Online Feature
Pillow Sham, ca. 1906. Cotton and silk. Yale University Art Gallery, Gift of Stewart G. Rosenblum, J.D. 1974, M.A. 1974, M.Phil. 1976, for the Restored Student Rooms on the Old Campus

There’s No Place Like Home: Student Rooms at Yale, 1870–1910

In the late nineteenth century, Yale College students took great care furnishing their dormitory rooms, filling them with personal mementos, artistic objects, and the accoutrements of academic life. Between 1869 and 1894, new dormitories, monumental in scale and lavish in design, were built along the New Haven Green on College Street in the area known today as Old Campus, gradually creating a self-contained quadrangle that quickly became the psychological center of the campus. Amid this growth, the distinctiveness of Yale College and campus life asserted itself. The new student rooms provided a marked contrast to the austerity and coldness of many of the university’s other facilities.
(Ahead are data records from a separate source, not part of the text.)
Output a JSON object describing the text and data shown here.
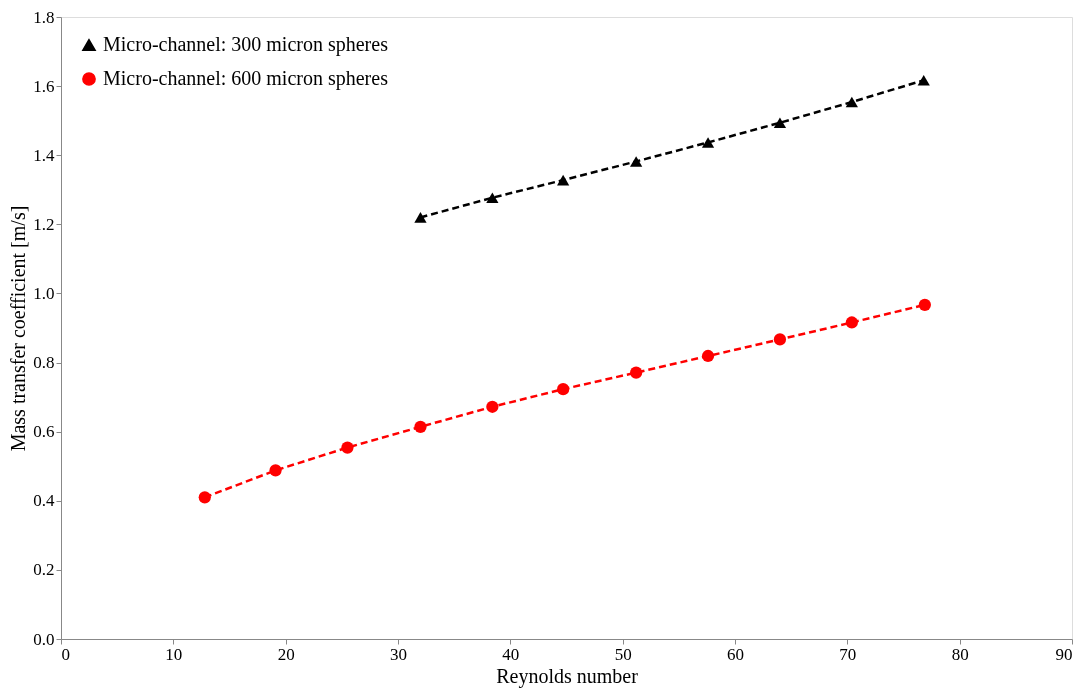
{
  "chart_data": {
    "type": "line",
    "xlabel": "Reynolds number",
    "ylabel": "Mass transfer coefficient [m/s]",
    "xlim": [
      0,
      90
    ],
    "xticks": [
      0,
      10,
      20,
      30,
      40,
      50,
      60,
      70,
      80,
      90
    ],
    "ylim": [
      0,
      1.8
    ],
    "yticks": [
      {
        "value": 0,
        "label": "0.0"
      },
      0.2,
      0.4,
      0.6,
      0.8,
      {
        "value": 1,
        "label": "1.0"
      },
      1.2,
      1.4,
      1.6,
      1.8
    ],
    "grid": false,
    "legend": "top left",
    "line_style": "dashed",
    "series": [
      {
        "name": "Micro-channel: 300 micron spheres",
        "color": "#000000",
        "marker": "triangle",
        "x": [
          32,
          38.4,
          44.7,
          51.2,
          57.6,
          64,
          70.4,
          76.8
        ],
        "values": [
          1.22,
          1.277,
          1.328,
          1.382,
          1.437,
          1.494,
          1.554,
          1.617
        ]
      },
      {
        "name": "Micro-channel: 600 micron spheres",
        "color": "#ff0000",
        "marker": "circle",
        "x": [
          12.8,
          19.1,
          25.5,
          32,
          38.4,
          44.7,
          51.2,
          57.6,
          64,
          70.4,
          76.9
        ],
        "values": [
          0.41,
          0.488,
          0.554,
          0.614,
          0.672,
          0.723,
          0.771,
          0.819,
          0.867,
          0.916,
          0.967
        ]
      }
    ]
  }
}
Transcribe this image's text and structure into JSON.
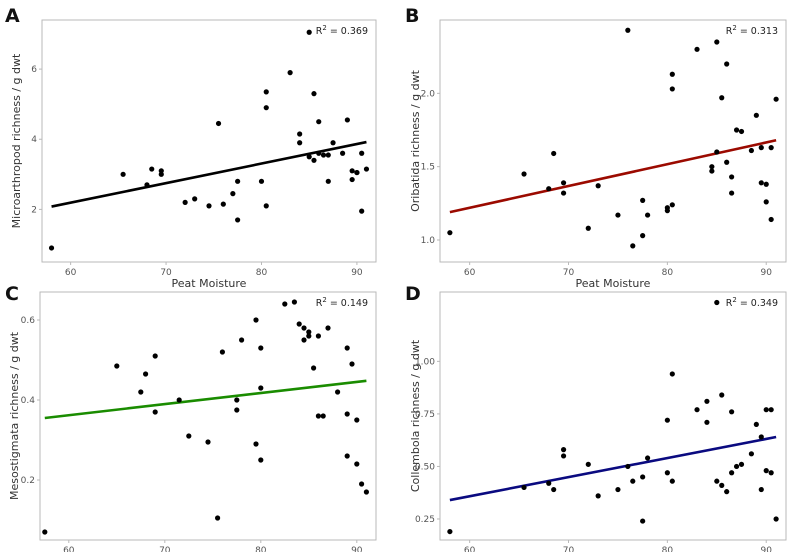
{
  "chart_data": [
    {
      "panel": "A",
      "type": "scatter",
      "xlabel": "Peat Moisture",
      "ylabel": "Microarthropod richness / g dwt",
      "annotation": {
        "prefix": "R",
        "sup": "2",
        "suffix": " = 0.369"
      },
      "xlim": [
        57,
        92
      ],
      "ylim": [
        0.5,
        7.4
      ],
      "xticks": [
        60,
        70,
        80,
        90
      ],
      "yticks": [
        2,
        4,
        6
      ],
      "fit": {
        "color": "#000000",
        "x": [
          58,
          91
        ],
        "y": [
          2.08,
          3.92
        ]
      },
      "points": [
        [
          58,
          0.9
        ],
        [
          65.5,
          3.0
        ],
        [
          68,
          2.7
        ],
        [
          68.5,
          3.15
        ],
        [
          69.5,
          3.0
        ],
        [
          69.5,
          3.1
        ],
        [
          72,
          2.2
        ],
        [
          73,
          2.3
        ],
        [
          74.5,
          2.1
        ],
        [
          75.5,
          4.45
        ],
        [
          76,
          2.15
        ],
        [
          77,
          2.45
        ],
        [
          77.5,
          1.7
        ],
        [
          77.5,
          2.8
        ],
        [
          80,
          2.8
        ],
        [
          80.5,
          4.9
        ],
        [
          80.5,
          5.35
        ],
        [
          80.5,
          2.1
        ],
        [
          83,
          5.9
        ],
        [
          84,
          4.15
        ],
        [
          84,
          3.9
        ],
        [
          85,
          7.05
        ],
        [
          85,
          3.5
        ],
        [
          85.5,
          5.3
        ],
        [
          85.5,
          3.4
        ],
        [
          86,
          4.5
        ],
        [
          86,
          3.6
        ],
        [
          86.5,
          3.55
        ],
        [
          87,
          2.8
        ],
        [
          87,
          3.55
        ],
        [
          87.5,
          3.9
        ],
        [
          88.5,
          3.6
        ],
        [
          89,
          4.55
        ],
        [
          89.5,
          2.85
        ],
        [
          89.5,
          3.1
        ],
        [
          90,
          3.05
        ],
        [
          90,
          3.05
        ],
        [
          90.5,
          3.6
        ],
        [
          90.5,
          1.95
        ],
        [
          91,
          3.15
        ]
      ]
    },
    {
      "panel": "B",
      "type": "scatter",
      "xlabel": "Peat Moisture",
      "ylabel": "Oribatida richness / g dwt",
      "annotation": {
        "prefix": "R",
        "sup": "2",
        "suffix": " = 0.313"
      },
      "xlim": [
        57,
        92
      ],
      "ylim": [
        0.85,
        2.5
      ],
      "xticks": [
        60,
        70,
        80,
        90
      ],
      "yticks": [
        1.0,
        1.5,
        2.0
      ],
      "ytick_labels": [
        "1.0",
        "1.5",
        "2.0"
      ],
      "fit": {
        "color": "#9b0a00",
        "x": [
          58,
          91
        ],
        "y": [
          1.19,
          1.68
        ]
      },
      "points": [
        [
          58,
          1.05
        ],
        [
          65.5,
          1.45
        ],
        [
          68,
          1.35
        ],
        [
          68.5,
          1.59
        ],
        [
          69.5,
          1.39
        ],
        [
          69.5,
          1.32
        ],
        [
          72,
          1.08
        ],
        [
          73,
          1.37
        ],
        [
          75,
          1.17
        ],
        [
          76,
          2.43
        ],
        [
          76.5,
          0.96
        ],
        [
          77.5,
          1.03
        ],
        [
          77.5,
          1.27
        ],
        [
          78,
          1.17
        ],
        [
          80,
          1.2
        ],
        [
          80,
          1.22
        ],
        [
          80.5,
          1.24
        ],
        [
          80.5,
          2.13
        ],
        [
          80.5,
          2.03
        ],
        [
          83,
          2.3
        ],
        [
          84.5,
          1.47
        ],
        [
          84.5,
          1.5
        ],
        [
          85,
          2.35
        ],
        [
          85,
          1.6
        ],
        [
          85.5,
          1.97
        ],
        [
          86,
          1.53
        ],
        [
          86,
          2.2
        ],
        [
          86.5,
          1.43
        ],
        [
          86.5,
          1.32
        ],
        [
          87,
          1.75
        ],
        [
          87.5,
          1.74
        ],
        [
          88.5,
          1.61
        ],
        [
          89,
          1.85
        ],
        [
          89.5,
          1.39
        ],
        [
          89.5,
          1.63
        ],
        [
          90,
          1.38
        ],
        [
          90,
          1.26
        ],
        [
          90.5,
          1.14
        ],
        [
          90.5,
          1.63
        ],
        [
          91,
          1.96
        ]
      ]
    },
    {
      "panel": "C",
      "type": "scatter",
      "xlabel": "Peat Moisture",
      "ylabel": "Mesostigmata richness / g dwt",
      "annotation": {
        "prefix": "R",
        "sup": "2",
        "suffix": " = 0.149"
      },
      "xlim": [
        57,
        92
      ],
      "ylim": [
        0.05,
        0.67
      ],
      "xticks": [
        60,
        70,
        80,
        90
      ],
      "yticks": [
        0.2,
        0.4,
        0.6
      ],
      "ytick_labels": [
        "0.2",
        "0.4",
        "0.6"
      ],
      "fit": {
        "color": "#1a8c00",
        "x": [
          57.5,
          91
        ],
        "y": [
          0.355,
          0.448
        ]
      },
      "points": [
        [
          57.5,
          0.07
        ],
        [
          65,
          0.485
        ],
        [
          67.5,
          0.42
        ],
        [
          68,
          0.465
        ],
        [
          69,
          0.51
        ],
        [
          69,
          0.37
        ],
        [
          71.5,
          0.4
        ],
        [
          72.5,
          0.31
        ],
        [
          74.5,
          0.295
        ],
        [
          75.5,
          0.105
        ],
        [
          76,
          0.52
        ],
        [
          77.5,
          0.375
        ],
        [
          77.5,
          0.4
        ],
        [
          78,
          0.55
        ],
        [
          79.5,
          0.29
        ],
        [
          79.5,
          0.6
        ],
        [
          80,
          0.25
        ],
        [
          80,
          0.43
        ],
        [
          80,
          0.53
        ],
        [
          82.5,
          0.64
        ],
        [
          83.5,
          0.645
        ],
        [
          84,
          0.59
        ],
        [
          84.5,
          0.58
        ],
        [
          84.5,
          0.55
        ],
        [
          85,
          0.56
        ],
        [
          85,
          0.57
        ],
        [
          85.5,
          0.48
        ],
        [
          86,
          0.56
        ],
        [
          86,
          0.36
        ],
        [
          86.5,
          0.36
        ],
        [
          87,
          0.58
        ],
        [
          88,
          0.42
        ],
        [
          89,
          0.53
        ],
        [
          89,
          0.365
        ],
        [
          89,
          0.26
        ],
        [
          89.5,
          0.49
        ],
        [
          90,
          0.35
        ],
        [
          90,
          0.24
        ],
        [
          90.5,
          0.19
        ],
        [
          91,
          0.17
        ]
      ]
    },
    {
      "panel": "D",
      "type": "scatter",
      "xlabel": "Peat Moisture",
      "ylabel": "Collembola richness / g dwt",
      "annotation": {
        "prefix": "R",
        "sup": "2",
        "suffix": " = 0.349"
      },
      "xlim": [
        57,
        92
      ],
      "ylim": [
        0.15,
        1.33
      ],
      "xticks": [
        60,
        70,
        80,
        90
      ],
      "yticks": [
        0.25,
        0.5,
        0.75,
        1.0
      ],
      "ytick_labels": [
        "0.25",
        "0.50",
        "0.75",
        "1.00"
      ],
      "fit": {
        "color": "#0a0a80",
        "x": [
          58,
          91
        ],
        "y": [
          0.34,
          0.64
        ]
      },
      "points": [
        [
          58,
          0.19
        ],
        [
          65.5,
          0.4
        ],
        [
          68,
          0.42
        ],
        [
          68.5,
          0.39
        ],
        [
          69.5,
          0.58
        ],
        [
          69.5,
          0.55
        ],
        [
          72,
          0.51
        ],
        [
          73,
          0.36
        ],
        [
          75,
          0.39
        ],
        [
          76,
          0.5
        ],
        [
          76.5,
          0.43
        ],
        [
          77.5,
          0.24
        ],
        [
          77.5,
          0.45
        ],
        [
          78,
          0.54
        ],
        [
          80,
          0.47
        ],
        [
          80,
          0.72
        ],
        [
          80.5,
          0.43
        ],
        [
          80.5,
          0.94
        ],
        [
          83,
          0.77
        ],
        [
          84,
          0.81
        ],
        [
          84,
          0.71
        ],
        [
          85,
          1.28
        ],
        [
          85,
          0.43
        ],
        [
          85.5,
          0.84
        ],
        [
          85.5,
          0.41
        ],
        [
          86,
          0.38
        ],
        [
          86.5,
          0.76
        ],
        [
          86.5,
          0.47
        ],
        [
          87,
          0.5
        ],
        [
          87.5,
          0.51
        ],
        [
          88.5,
          0.56
        ],
        [
          89,
          0.7
        ],
        [
          89.5,
          0.64
        ],
        [
          89.5,
          0.39
        ],
        [
          90,
          0.48
        ],
        [
          90,
          0.77
        ],
        [
          90.5,
          0.47
        ],
        [
          90.5,
          0.77
        ],
        [
          91,
          0.25
        ]
      ]
    }
  ]
}
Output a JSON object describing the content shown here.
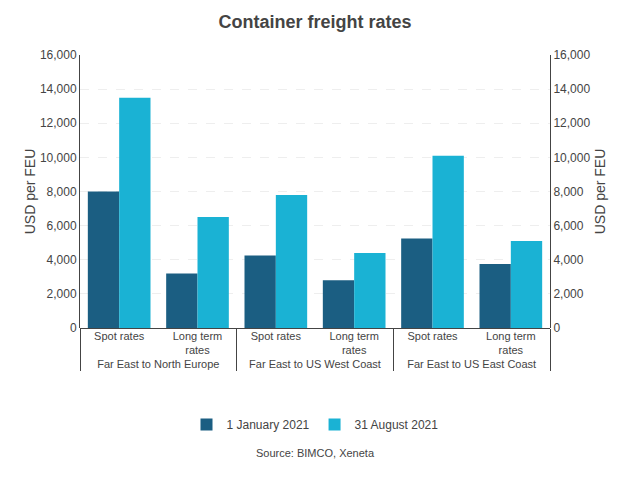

To commemorate their living spaces, students commissioned professional photographers to document their fashionable interiors and to record intimate traces of their personal tastes and habits. The extensive decoration and photography of students rooms was not limited to Yale; it occurred at other elite academic institutions across the country. This online exhibition is dedicated to exploring the ways in which students used objects to create a distinctive home for themselves at Yale.